Внезапно Рунгар повернул к нему голову. Сольвейн напрягся, но глаз не отвёл. Недолго живёт тот, кто отводит глаза от взгляда когоруна Рунгара.

— Ты долго был в своём шатре, Сольвейн сын Хирсира, — сказал когорун негромко, но несколько голов сразу повернулись к ним. — Опоздал на мой пир и теперь, я вижу, сидишь усталый. Твой молодой кмелт оказался столь ненасытен?

Он явно ждал ответа. Отблески костра плясали в его умащенной благовонными смесями бороде, аккуратно разделённой на две остроконечные половинки, на гладко зачёсанных волосах, подчёркивавших безупречную линию черепа, на лоснящихся мускулистых плечах. Когорун Рунгар был красив, силён и удачлив, его любили женщины и мужчины, и никто во всём племени не знал столько, сколь он, женщин и мужчин. Даже имей Сольвейн такое желание, вряд ли он смог бы удивить или позабавить когоруна рассказом о своих любовных победах.

Но он этого и не хотел.

— Вижу, — проговорил Рунгар после долгого молчания, — зря я назвал тебя сейчас Сольвейном.

Это было как пощёчина. Слушавшие притихли. Близнецы-асторги тревожно переглянулись, хотя ладони когоруна всё так же невозмутимо лежали на их коленях.

— Что толку от тела, которое можно взять только раз, ибо оно не переживёт любви барра? — стараясь сохранять спокойствие, негромко сказал Сольвейн.

Рунгар прищурился. Потом кивнул.

— Ты прав. Пусть его рана затянется. Но после я пожелаю услышать от тебя басню о кмелтском мёде, а иначе, гляди, рассержусь.
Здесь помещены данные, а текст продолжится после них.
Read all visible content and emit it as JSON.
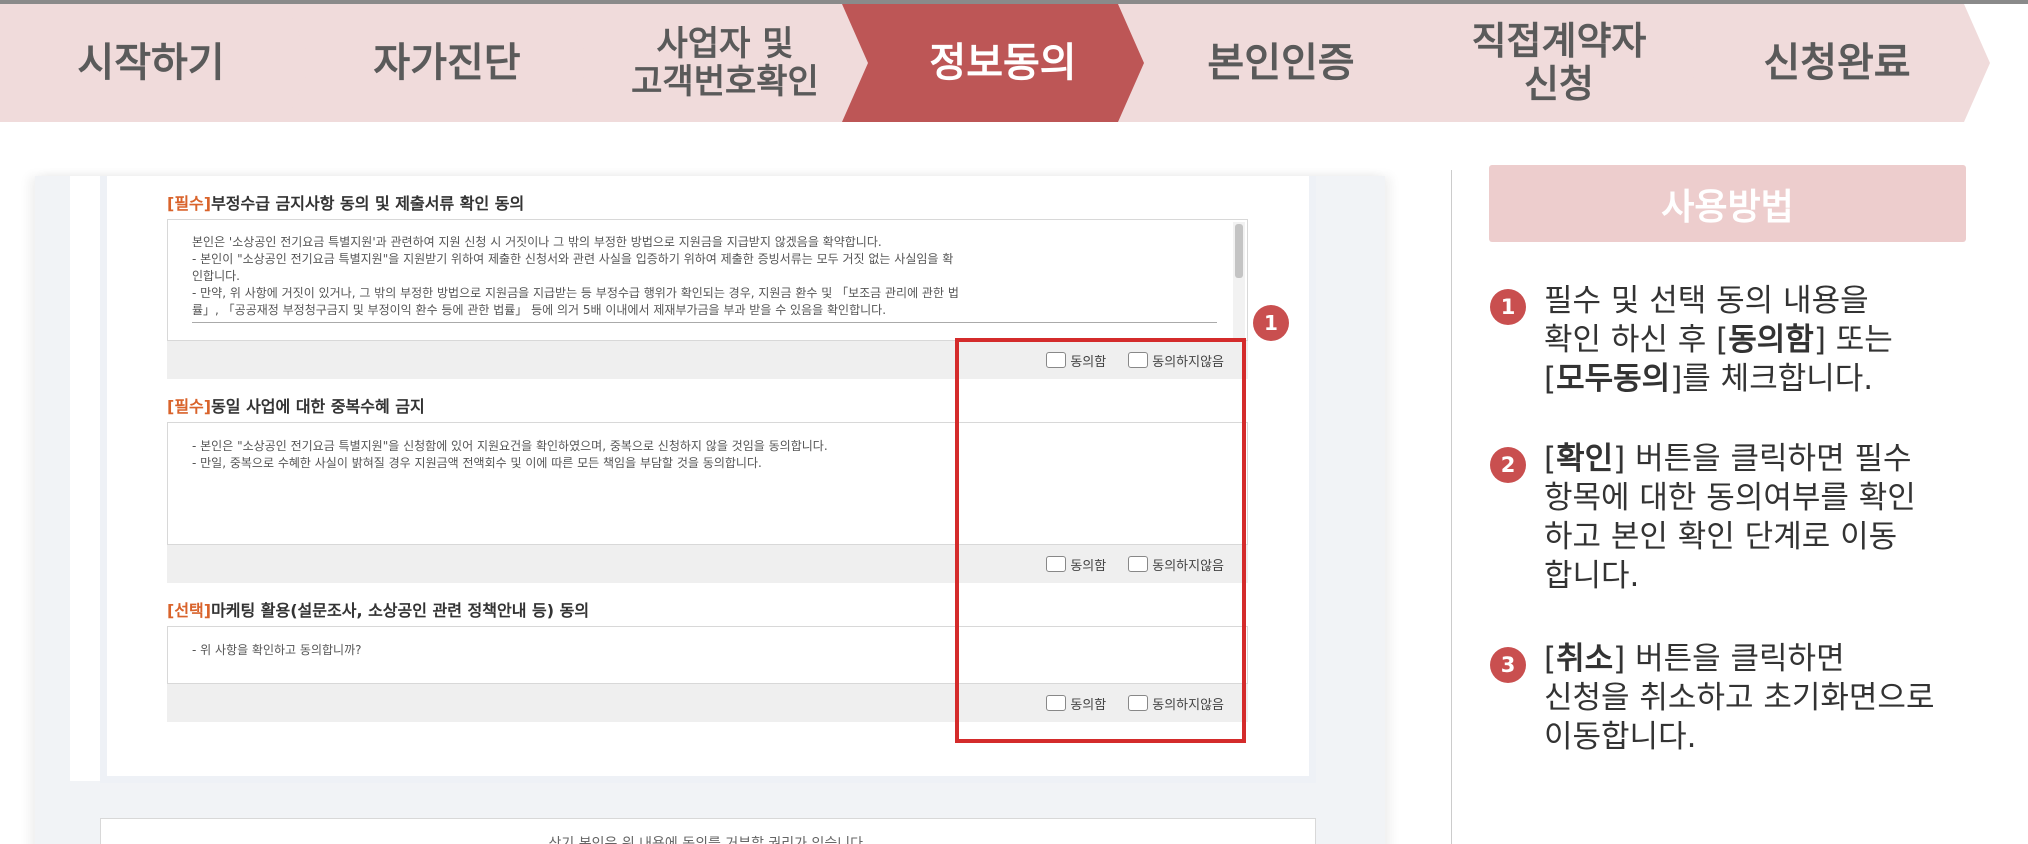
{
  "steps": [
    {
      "label": "시작하기",
      "active": false
    },
    {
      "label": "자가진단",
      "active": false
    },
    {
      "label": "사업자 및\n고객번호확인",
      "active": false
    },
    {
      "label": "정보동의",
      "active": true
    },
    {
      "label": "본인인증",
      "active": false
    },
    {
      "label": "직접계약자\n신청",
      "active": false
    },
    {
      "label": "신청완료",
      "active": false
    }
  ],
  "colors": {
    "step_inactive": "#f0dbdb",
    "step_active": "#bd5656",
    "highlight": "#d42b2b",
    "badge": "#c94f4f",
    "tag": "#d9632b"
  },
  "form": {
    "sections": [
      {
        "tag": "[필수]",
        "title": "부정수급 금지사항 동의 및 제출서류 확인 동의",
        "lines": [
          "본인은 '소상공인 전기요금 특별지원'과 관련하여 지원 신청 시 거짓이나 그 밖의 부정한 방법으로 지원금을 지급받지 않겠음을 확약합니다.",
          "- 본인이 \"소상공인 전기요금 특별지원\"을 지원받기 위하여 제출한 신청서와 관련 사실을 입증하기 위하여 제출한 증빙서류는 모두 거짓 없는 사실임을 확",
          "인합니다.",
          "- 만약, 위 사항에 거짓이 있거나, 그 밖의 부정한 방법으로 지원금을 지급받는 등 부정수급 행위가 확인되는 경우, 지원금 환수 및 「보조금 관리에 관한 법",
          "률」, 「공공재정 부정청구금지 및 부정이익 환수 등에 관한 법률」 등에 의거 5배 이내에서 제재부가금을 부과 받을 수 있음을 확인합니다."
        ],
        "agree_label": "동의함",
        "disagree_label": "동의하지않음"
      },
      {
        "tag": "[필수]",
        "title": "동일 사업에 대한 중복수혜 금지",
        "lines": [
          "- 본인은 \"소상공인 전기요금 특별지원\"을 신청함에 있어 지원요건을 확인하였으며, 중복으로 신청하지 않을 것임을 동의합니다.",
          "- 만일, 중복으로 수혜한 사실이 밝혀질 경우 지원금액 전액회수 및 이에 따른 모든 책임을 부담할 것을 동의합니다."
        ],
        "agree_label": "동의함",
        "disagree_label": "동의하지않음"
      },
      {
        "tag": "[선택]",
        "title": "마케팅 활용(설문조사, 소상공인 관련 정책안내 등) 동의",
        "lines": [
          "- 위 사항을 확인하고 동의합니까?"
        ],
        "agree_label": "동의함",
        "disagree_label": "동의하지않음"
      }
    ],
    "bottom_notice": "상기 본인은 위 내용에 동의를 거부할 권리가 있습니다.",
    "callout_badge": "1"
  },
  "help": {
    "title": "사용방법",
    "items": [
      {
        "num": "1",
        "pre": "필수 및 선택 동의 내용을\n확인 하신 후 [",
        "b1": "동의함",
        "mid": "] 또는\n[",
        "b2": "모두동의",
        "post": "]를 체크합니다."
      },
      {
        "num": "2",
        "pre": "[",
        "b1": "확인",
        "mid": "] 버튼을 클릭하면 필수\n항목에 대한 동의여부를 확인\n하고 본인 확인 단계로 이동\n합니다.",
        "b2": "",
        "post": ""
      },
      {
        "num": "3",
        "pre": "[",
        "b1": "취소",
        "mid": "] 버튼을 클릭하면\n신청을 취소하고 초기화면으로\n이동합니다.",
        "b2": "",
        "post": ""
      }
    ]
  }
}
Сольвейн поклонился, покоряясь. Серце тревожно стучало в его груди. Когорун отвернулся от него и больше не смотрел — повелел снять с телеги труп и привести рабынь. Воины оживились в предвкушении новой потехи, но Сольвейн не мог разделить их веселье. Он пробыл на пиру недолго и, улучив мгновенье, ушёл. Смотрел ли кто-нибудь ему вслед, он не знал.

Бьёрд лежал там, где он оставил его. Сольвейн зажёг лучину и осторожно заглянул пленнику через плечо, готовый к новой хитрости и попытке напасть. Но на сей раз, похоже, парень действительно спал, измученный болью и борьбой. Сольвейн поднял лучину так, чтоб освещала его лицо, и снова всмотрелся в него.

Он чувствовал что-то, глядя в это лицо. И не знал — что.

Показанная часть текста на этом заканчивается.